Before I wrap things up, I want to thank you all once again for reading all of this. I'm glad that I stopped dragging my feet and finally hit 'publish' on this post. And to my FTF Family, I love each and every one of you and wanted to leave you with personalized messages:

Brian: Thanks for welcoming me, a complete stranger, into your group and entrusting me with so much responsibility. I'll never understand your Joker takes, but I love you all the same.

Haley: You are one of the strongest, most badass people I've ever had the privilege of getting to know. You can do whatever you set your mind to, trust me!

Carly: You have shared so much about yourself with us all and put your trust in us in such a short time. Thank you for showing us all how just how immensely powerful and kind you are.

Candi: Thank you for being so unapologetically passionate, caring and genuine. You're so committed to making the world around you a better place and I know you're going to do it.

Kristian: Thank you for embracing your nerdy side and empowering us all to do the same! You are such a warm, loving person who is always thinking of what she can do to help others.

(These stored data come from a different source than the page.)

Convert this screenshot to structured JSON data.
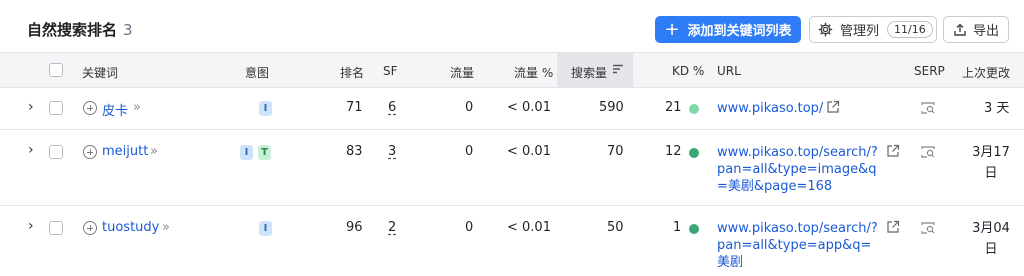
{
  "header": {
    "title": "自然搜索排名",
    "count": "3",
    "add_button": "添加到关键词列表",
    "manage_columns": "管理列",
    "columns_badge": "11/16",
    "export": "导出"
  },
  "columns": {
    "keyword": "关键词",
    "intent": "意图",
    "rank": "排名",
    "sf": "SF",
    "traffic": "流量",
    "traffic_pct": "流量 %",
    "volume": "搜索量",
    "kd": "KD %",
    "url": "URL",
    "serp": "SERP",
    "updated": "上次更改"
  },
  "colors": {
    "accent": "#2f7df6",
    "kd_easy": "#7ed9a8",
    "kd_medium": "#3aa676"
  },
  "rows": [
    {
      "keyword": "皮卡",
      "intents": [
        "I"
      ],
      "rank": "71",
      "sf": "6",
      "traffic": "0",
      "traffic_pct": "< 0.01",
      "volume": "590",
      "kd": "21",
      "url": "www.pikaso.top/",
      "updated_line1": "3 天",
      "updated_line2": ""
    },
    {
      "keyword": "meijutt",
      "intents": [
        "I",
        "T"
      ],
      "rank": "83",
      "sf": "3",
      "traffic": "0",
      "traffic_pct": "< 0.01",
      "volume": "70",
      "kd": "12",
      "url": "www.pikaso.top/search/?pan=all&type=image&q=美剧&page=168",
      "updated_line1": "3月17",
      "updated_line2": "日"
    },
    {
      "keyword": "tuostudy",
      "intents": [
        "I"
      ],
      "rank": "96",
      "sf": "2",
      "traffic": "0",
      "traffic_pct": "< 0.01",
      "volume": "50",
      "kd": "1",
      "url": "www.pikaso.top/search/?pan=all&type=app&q=美剧",
      "updated_line1": "3月04",
      "updated_line2": "日"
    }
  ]
}
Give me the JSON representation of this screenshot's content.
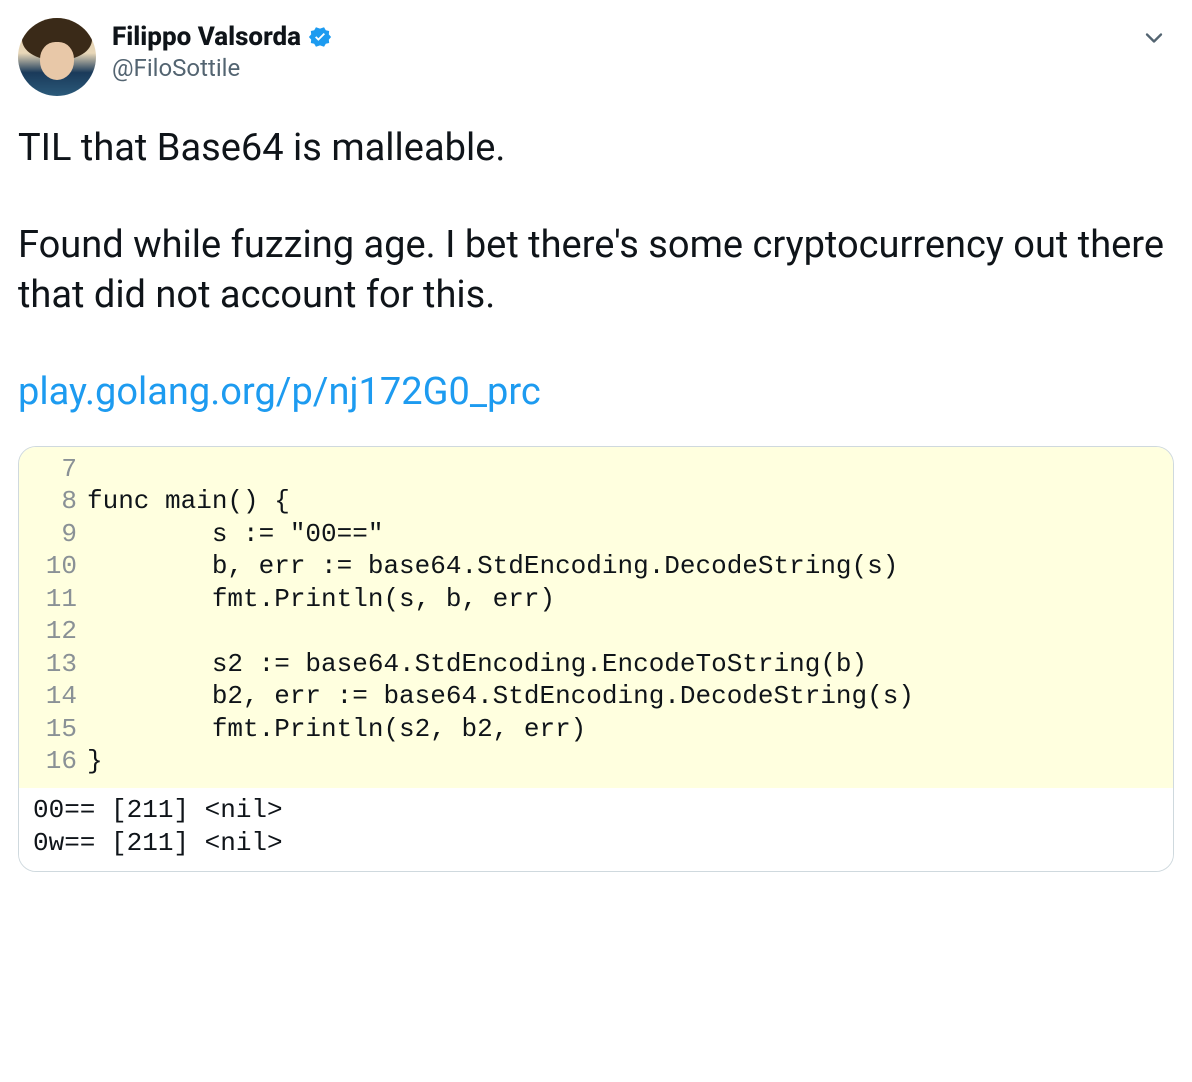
{
  "user": {
    "display_name": "Filippo Valsorda",
    "handle": "@FiloSottile",
    "verified": true
  },
  "tweet": {
    "line1": "TIL that Base64 is malleable.",
    "line2": "Found while fuzzing age. I bet there's some cryptocurrency out there that did not account for this.",
    "link_text": "play.golang.org/p/nj172G0_prc"
  },
  "icons": {
    "verified": "verified-badge-icon",
    "more": "chevron-down-icon"
  },
  "code": {
    "lines": [
      {
        "n": "7",
        "t": ""
      },
      {
        "n": "8",
        "t": "func main() {"
      },
      {
        "n": "9",
        "t": "        s := \"00==\""
      },
      {
        "n": "10",
        "t": "        b, err := base64.StdEncoding.DecodeString(s)"
      },
      {
        "n": "11",
        "t": "        fmt.Println(s, b, err)"
      },
      {
        "n": "12",
        "t": ""
      },
      {
        "n": "13",
        "t": "        s2 := base64.StdEncoding.EncodeToString(b)"
      },
      {
        "n": "14",
        "t": "        b2, err := base64.StdEncoding.DecodeString(s)"
      },
      {
        "n": "15",
        "t": "        fmt.Println(s2, b2, err)"
      },
      {
        "n": "16",
        "t": "}"
      }
    ],
    "output": "00== [211] <nil>\n0w== [211] <nil>"
  }
}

Mich: You're literally one of my favorite people on this planet and you single handedly got the rest of us hooked on Funko POPS! You're the coolest, can't wait to drink together at FTFCon.

Gabby: The True Crime Queen! It's been such a pleasure getting to know you. Like me, when you're interested in something, you dive in and learn everything about it. I love that about you.

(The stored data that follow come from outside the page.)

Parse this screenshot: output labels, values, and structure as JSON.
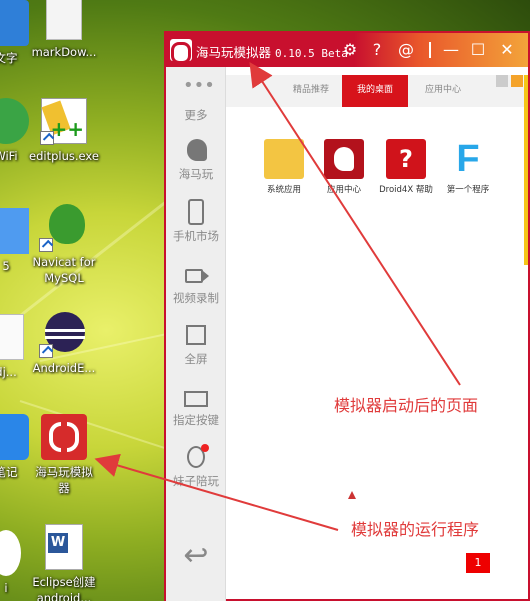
{
  "desktop": {
    "icons": [
      {
        "label": "文字",
        "icon": "blue-doc-icon"
      },
      {
        "label": "markDow...",
        "icon": "file-icon"
      },
      {
        "label": "WiFi",
        "icon": "wifi-app-icon"
      },
      {
        "label": "editplus.exe",
        "icon": "editplus-icon"
      },
      {
        "label": "5",
        "icon": "blue-app-icon"
      },
      {
        "label": "Navicat for\nMySQL",
        "icon": "navicat-icon"
      },
      {
        "label": "dj...",
        "icon": "file-icon"
      },
      {
        "label": "AndroidE...",
        "icon": "eclipse-icon"
      },
      {
        "label": "笔记",
        "icon": "note-app-icon"
      },
      {
        "label": "海马玩模拟\n器",
        "icon": "haimawan-icon"
      },
      {
        "label": "i",
        "icon": "chat-app-icon"
      },
      {
        "label": "Eclipse创建\nandroid...",
        "icon": "word-doc-icon"
      }
    ]
  },
  "window": {
    "title": "海马玩模拟器",
    "version": "0.10.5 Beta",
    "buttons": {
      "minimize": "—",
      "maximize": "☐",
      "close": "✕"
    },
    "sidebar": [
      {
        "label": "更多",
        "icon": "more-dots-icon"
      },
      {
        "label": "海马玩",
        "icon": "seahorse-icon"
      },
      {
        "label": "手机市场",
        "icon": "phone-market-icon"
      },
      {
        "label": "视频录制",
        "icon": "video-camera-icon"
      },
      {
        "label": "全屏",
        "icon": "fullscreen-icon"
      },
      {
        "label": "指定按键",
        "icon": "keyboard-icon"
      },
      {
        "label": "妹子陪玩",
        "icon": "girl-avatar-icon"
      },
      {
        "label": "",
        "icon": "back-arrow-icon"
      },
      {
        "label": "",
        "icon": "home-icon"
      }
    ],
    "tabs": [
      {
        "label": "精品推荐",
        "active": false
      },
      {
        "label": "我的桌面",
        "active": true
      },
      {
        "label": "应用中心",
        "active": false
      }
    ],
    "apps": [
      {
        "label": "系统应用",
        "icon": "folder-icon"
      },
      {
        "label": "应用中心",
        "icon": "app-center-icon"
      },
      {
        "label": "Droid4X 帮助",
        "icon": "help-icon"
      },
      {
        "label": "第一个程序",
        "icon": "f-app-icon"
      }
    ],
    "badge": "1"
  },
  "annotations": {
    "page_label": "模拟器启动后的页面",
    "program_label": "模拟器的运行程序"
  },
  "colors": {
    "brand_red": "#c8102e",
    "tab_active": "#d7131b",
    "annotation": "#e03b3b"
  }
}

Austin: One of my OG's! Way before Pwns/FTF, we were always chatting Marvel or Star Wars on the bird app. I appreciate you, buddy. Let's grab a slice at Frank Pepe's one of these days.

Jake: One of my OG linemates! Always a blast recording with you, bud. I fear the day we finally see Claude Giroux confront you on the street for the things you've said about him.

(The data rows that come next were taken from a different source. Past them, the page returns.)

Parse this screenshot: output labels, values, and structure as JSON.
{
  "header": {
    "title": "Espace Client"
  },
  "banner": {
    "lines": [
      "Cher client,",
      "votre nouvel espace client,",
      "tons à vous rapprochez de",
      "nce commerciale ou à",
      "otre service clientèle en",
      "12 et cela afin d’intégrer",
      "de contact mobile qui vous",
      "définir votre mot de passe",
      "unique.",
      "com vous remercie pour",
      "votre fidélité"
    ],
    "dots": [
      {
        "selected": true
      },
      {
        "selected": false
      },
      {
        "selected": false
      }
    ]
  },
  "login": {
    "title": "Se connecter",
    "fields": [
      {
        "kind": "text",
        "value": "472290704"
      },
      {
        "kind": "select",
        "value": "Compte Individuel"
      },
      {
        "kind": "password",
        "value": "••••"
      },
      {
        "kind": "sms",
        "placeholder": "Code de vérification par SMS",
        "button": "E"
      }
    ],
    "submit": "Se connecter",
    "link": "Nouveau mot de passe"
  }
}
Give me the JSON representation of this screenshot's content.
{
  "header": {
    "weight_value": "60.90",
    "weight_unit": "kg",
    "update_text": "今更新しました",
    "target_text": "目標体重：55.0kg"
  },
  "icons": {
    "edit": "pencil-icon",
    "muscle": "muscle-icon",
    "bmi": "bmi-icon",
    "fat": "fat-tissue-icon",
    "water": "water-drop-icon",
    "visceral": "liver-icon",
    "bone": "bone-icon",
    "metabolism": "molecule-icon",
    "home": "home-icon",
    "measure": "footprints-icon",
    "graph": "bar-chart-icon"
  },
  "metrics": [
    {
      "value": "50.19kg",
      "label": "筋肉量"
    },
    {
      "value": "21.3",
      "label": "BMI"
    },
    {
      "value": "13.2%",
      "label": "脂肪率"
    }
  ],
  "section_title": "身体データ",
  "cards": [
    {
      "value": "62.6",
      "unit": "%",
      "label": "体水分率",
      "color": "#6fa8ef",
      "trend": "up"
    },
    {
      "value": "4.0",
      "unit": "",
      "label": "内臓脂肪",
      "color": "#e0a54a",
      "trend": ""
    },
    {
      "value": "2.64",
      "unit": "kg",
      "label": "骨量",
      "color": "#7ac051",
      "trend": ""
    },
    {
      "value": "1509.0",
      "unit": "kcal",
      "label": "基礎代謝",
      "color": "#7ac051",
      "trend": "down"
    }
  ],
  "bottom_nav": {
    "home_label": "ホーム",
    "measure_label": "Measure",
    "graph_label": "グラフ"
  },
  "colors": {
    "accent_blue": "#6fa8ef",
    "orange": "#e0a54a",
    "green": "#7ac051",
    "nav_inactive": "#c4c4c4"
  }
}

Ashleigh: One of my other OG linemates! I love how hilariously brash you are, Ash, along with how tireless of a worker you are. Always grateful to be able to talk puck with you.

Lauren: You're so infectiously positive, Lauren, and never hesitate to drop what you're doing to jump on and record with us. It's been awesome having you as a member of our family.

Abe: My favorite Sacramento Kings fan (and also the only one I know). Abe, you're a sharp, knowledgeable, insightful dude who I've enjoyed bonding with over hoops this year.

Islam: The most unapologetically biased Celtics fan I know, which is one of my favorite things about you. Your panicked overreaction texts during games crack me up. Love you, buddy!

Corey: Not to make myself sound any older than I already am, but you remind me so much of myself at your age. And I mean that as a compliment. Glad you liked The Four Agreements!

Vic: My brother from another! Glad to have you in my life, my man. Real ones remember your Zion scoop! You've been through a lot, man, if you ever need anything, you know I'm here.